Vukusic Ivana, Grellscheid Sushma Nagaraja, Wiehe Thomas
Institut für Genetik, Universität zu Köln, Zülpicher Strasse 47, 50674 Köln, Germany.
Genomics. 2007 Apr;89(4):471-9. doi: 10.1016/j.ygeno.2007.01.001. Epub 2007 Feb 5.
Genetic programming (GP) can be used to classify a given gene sequence as either constitutively or alternatively spliced. We describe the principles of GP and apply it to a well-defined data set of alternatively spliced genes. A feature matrix of sequence properties, such as nucleotide composition or exon length, was passed to the GP system "Discipulus." To test its performance we concentrated on cassette exons (SCE) and retained introns (SIR). We analyzed 27,519 constitutively spliced and 9641 cassette exons including their neighboring introns; in addition we analyzed 33,316 constitutively spliced introns compared to 2712 retained introns. We find that the classifier yields highly accurate predictions on the SIR data with a sensitivity of 92.1% and a specificity of 79.2%. Prediction accuracies on the SCE data are lower, 47.3% (sensitivity) and 70.9% (specificity), indicating that alternative splicing of introns can be better captured by sequence properties than that of exons.

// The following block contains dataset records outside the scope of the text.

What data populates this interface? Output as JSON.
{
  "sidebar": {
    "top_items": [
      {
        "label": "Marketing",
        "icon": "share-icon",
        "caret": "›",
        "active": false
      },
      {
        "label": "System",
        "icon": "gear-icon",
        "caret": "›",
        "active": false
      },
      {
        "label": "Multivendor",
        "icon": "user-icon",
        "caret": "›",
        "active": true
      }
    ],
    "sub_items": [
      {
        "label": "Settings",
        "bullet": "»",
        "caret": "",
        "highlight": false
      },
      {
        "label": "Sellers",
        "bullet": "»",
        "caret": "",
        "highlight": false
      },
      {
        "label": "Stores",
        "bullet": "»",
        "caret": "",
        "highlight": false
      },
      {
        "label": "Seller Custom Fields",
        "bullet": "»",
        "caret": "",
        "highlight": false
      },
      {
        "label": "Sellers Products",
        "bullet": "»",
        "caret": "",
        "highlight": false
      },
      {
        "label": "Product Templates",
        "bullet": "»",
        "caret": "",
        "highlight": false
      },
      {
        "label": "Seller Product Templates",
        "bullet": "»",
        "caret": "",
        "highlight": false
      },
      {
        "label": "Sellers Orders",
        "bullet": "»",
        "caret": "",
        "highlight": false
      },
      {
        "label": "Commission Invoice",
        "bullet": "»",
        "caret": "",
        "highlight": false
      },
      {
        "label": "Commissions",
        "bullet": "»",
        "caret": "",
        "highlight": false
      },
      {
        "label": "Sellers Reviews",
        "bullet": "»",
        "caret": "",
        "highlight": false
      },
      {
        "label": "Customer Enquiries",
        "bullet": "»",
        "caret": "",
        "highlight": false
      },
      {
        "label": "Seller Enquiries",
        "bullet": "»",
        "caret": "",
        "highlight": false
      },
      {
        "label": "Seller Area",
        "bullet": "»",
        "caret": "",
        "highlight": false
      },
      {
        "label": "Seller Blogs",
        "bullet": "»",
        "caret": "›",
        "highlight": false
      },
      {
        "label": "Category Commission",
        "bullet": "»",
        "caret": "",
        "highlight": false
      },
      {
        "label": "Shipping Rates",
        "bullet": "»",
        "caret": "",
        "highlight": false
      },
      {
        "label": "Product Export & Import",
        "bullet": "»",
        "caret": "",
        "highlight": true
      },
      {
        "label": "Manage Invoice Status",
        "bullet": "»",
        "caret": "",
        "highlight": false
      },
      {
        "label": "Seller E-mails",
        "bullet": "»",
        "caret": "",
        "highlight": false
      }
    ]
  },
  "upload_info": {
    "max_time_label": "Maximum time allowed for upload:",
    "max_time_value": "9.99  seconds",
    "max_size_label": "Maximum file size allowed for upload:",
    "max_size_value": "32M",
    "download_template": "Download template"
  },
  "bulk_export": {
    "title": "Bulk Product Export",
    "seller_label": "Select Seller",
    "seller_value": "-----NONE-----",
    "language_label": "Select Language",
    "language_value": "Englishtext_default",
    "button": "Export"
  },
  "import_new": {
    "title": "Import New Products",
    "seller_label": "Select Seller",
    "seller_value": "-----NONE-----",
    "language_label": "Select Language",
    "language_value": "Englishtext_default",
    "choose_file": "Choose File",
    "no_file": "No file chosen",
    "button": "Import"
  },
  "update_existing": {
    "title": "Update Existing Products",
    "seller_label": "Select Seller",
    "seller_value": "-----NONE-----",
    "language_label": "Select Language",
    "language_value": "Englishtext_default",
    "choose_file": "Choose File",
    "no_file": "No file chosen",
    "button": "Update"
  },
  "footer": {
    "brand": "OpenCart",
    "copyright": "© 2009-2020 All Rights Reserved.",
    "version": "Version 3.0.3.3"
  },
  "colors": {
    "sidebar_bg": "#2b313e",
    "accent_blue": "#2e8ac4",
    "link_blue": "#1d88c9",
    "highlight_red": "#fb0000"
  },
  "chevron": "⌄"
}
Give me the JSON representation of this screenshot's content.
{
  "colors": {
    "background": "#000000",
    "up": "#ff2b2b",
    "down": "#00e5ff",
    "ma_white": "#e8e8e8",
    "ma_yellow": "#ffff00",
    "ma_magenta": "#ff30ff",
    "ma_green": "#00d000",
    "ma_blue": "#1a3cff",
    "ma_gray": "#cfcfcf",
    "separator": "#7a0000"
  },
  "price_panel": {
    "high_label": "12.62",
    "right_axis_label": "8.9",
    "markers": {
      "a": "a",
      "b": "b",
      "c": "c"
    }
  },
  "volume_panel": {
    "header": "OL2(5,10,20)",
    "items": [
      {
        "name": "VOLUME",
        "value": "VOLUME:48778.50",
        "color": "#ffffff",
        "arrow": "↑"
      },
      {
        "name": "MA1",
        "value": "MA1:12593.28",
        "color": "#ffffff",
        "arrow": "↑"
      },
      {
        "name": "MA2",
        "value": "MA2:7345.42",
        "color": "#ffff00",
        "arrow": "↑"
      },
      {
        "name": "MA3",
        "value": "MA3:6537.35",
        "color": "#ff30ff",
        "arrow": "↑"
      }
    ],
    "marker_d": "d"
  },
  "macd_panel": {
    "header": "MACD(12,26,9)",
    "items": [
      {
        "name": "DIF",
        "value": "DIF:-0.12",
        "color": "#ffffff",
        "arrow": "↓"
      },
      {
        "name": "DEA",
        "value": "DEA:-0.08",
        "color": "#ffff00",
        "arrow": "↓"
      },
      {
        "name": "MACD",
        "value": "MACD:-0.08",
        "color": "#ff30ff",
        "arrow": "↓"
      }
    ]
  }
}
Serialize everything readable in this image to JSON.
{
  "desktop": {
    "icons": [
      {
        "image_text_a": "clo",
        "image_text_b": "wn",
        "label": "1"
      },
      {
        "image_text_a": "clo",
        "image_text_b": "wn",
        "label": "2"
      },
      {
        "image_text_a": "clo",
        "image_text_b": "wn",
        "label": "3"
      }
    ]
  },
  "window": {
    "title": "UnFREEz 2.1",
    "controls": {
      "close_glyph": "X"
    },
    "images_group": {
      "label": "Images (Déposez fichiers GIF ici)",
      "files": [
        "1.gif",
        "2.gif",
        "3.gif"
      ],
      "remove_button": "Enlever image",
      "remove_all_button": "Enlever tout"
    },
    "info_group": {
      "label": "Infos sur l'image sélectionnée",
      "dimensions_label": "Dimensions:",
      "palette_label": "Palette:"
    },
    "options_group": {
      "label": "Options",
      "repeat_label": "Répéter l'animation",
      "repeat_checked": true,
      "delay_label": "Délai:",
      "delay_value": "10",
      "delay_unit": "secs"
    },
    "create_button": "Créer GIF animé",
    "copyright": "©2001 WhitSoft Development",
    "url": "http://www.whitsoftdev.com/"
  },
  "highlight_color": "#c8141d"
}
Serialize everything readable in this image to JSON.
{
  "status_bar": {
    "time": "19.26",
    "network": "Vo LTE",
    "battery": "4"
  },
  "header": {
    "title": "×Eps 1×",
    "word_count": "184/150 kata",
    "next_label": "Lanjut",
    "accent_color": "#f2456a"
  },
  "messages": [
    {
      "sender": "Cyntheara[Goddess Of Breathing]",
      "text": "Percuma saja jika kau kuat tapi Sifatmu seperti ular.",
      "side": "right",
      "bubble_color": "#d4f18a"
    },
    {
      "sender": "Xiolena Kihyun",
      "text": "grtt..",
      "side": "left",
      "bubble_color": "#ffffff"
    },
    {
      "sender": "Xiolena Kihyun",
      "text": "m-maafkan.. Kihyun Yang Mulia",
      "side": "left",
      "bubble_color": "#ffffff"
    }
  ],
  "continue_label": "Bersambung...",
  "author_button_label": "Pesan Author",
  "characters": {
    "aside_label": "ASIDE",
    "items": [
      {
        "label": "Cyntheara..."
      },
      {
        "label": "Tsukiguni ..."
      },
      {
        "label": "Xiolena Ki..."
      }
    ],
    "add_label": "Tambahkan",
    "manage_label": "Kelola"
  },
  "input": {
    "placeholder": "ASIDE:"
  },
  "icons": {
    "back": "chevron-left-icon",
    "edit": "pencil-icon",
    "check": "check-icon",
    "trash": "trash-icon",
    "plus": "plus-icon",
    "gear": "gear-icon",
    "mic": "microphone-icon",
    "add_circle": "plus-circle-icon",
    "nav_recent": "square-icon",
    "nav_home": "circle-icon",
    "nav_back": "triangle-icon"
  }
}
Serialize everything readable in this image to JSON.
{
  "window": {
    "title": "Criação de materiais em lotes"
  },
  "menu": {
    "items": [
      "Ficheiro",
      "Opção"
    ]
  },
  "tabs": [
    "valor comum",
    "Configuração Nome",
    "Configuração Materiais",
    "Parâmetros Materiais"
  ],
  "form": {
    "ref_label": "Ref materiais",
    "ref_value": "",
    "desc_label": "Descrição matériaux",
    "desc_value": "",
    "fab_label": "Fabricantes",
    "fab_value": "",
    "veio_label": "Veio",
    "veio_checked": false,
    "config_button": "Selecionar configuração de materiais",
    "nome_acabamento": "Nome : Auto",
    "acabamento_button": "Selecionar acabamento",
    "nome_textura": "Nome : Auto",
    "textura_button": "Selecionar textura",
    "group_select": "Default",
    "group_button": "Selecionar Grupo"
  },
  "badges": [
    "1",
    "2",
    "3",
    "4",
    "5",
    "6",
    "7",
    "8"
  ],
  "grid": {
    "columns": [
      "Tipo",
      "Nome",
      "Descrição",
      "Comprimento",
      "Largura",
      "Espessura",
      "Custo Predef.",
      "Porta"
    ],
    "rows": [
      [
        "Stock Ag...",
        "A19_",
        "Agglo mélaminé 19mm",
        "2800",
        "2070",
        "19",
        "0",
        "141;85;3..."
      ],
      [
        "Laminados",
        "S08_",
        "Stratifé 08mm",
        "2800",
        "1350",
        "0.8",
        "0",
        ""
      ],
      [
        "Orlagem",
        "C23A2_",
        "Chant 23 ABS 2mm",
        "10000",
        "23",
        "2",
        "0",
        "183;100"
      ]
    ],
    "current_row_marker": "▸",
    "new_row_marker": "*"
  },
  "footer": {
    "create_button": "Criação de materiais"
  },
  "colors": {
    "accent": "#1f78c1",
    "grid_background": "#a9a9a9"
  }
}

遗传编程(GP)可用于将给定的基因序列分类为组成型剪接或可变剪接。我们描述了遗传编程的原理,并将其应用于一个定义明确的可变剪接基因数据集。一个包含序列特性(如核苷酸组成或外显子长度)的特征矩阵被传递给遗传编程系统“Discipulus”。为了测试其性能,我们重点关注盒式外显子(SCE)和保留内含子(SIR)。我们分析了27519个组成型剪接的外显子以及9641个盒式外显子(包括其相邻内含子);此外,我们还分析了33316个组成型剪接的内含子,并与2712个保留内含子进行了比较。我们发现,该分类器对保留内含子数据产生了高度准确的预测,灵敏度为92.1%,特异性为79.2%。对盒式外显子数据的预测准确率较低,分别为47.3%(灵敏度)和70.9%(特异性),这表明内含子的可变剪接比外显子的可变剪接能更好地通过序列特性来捕捉。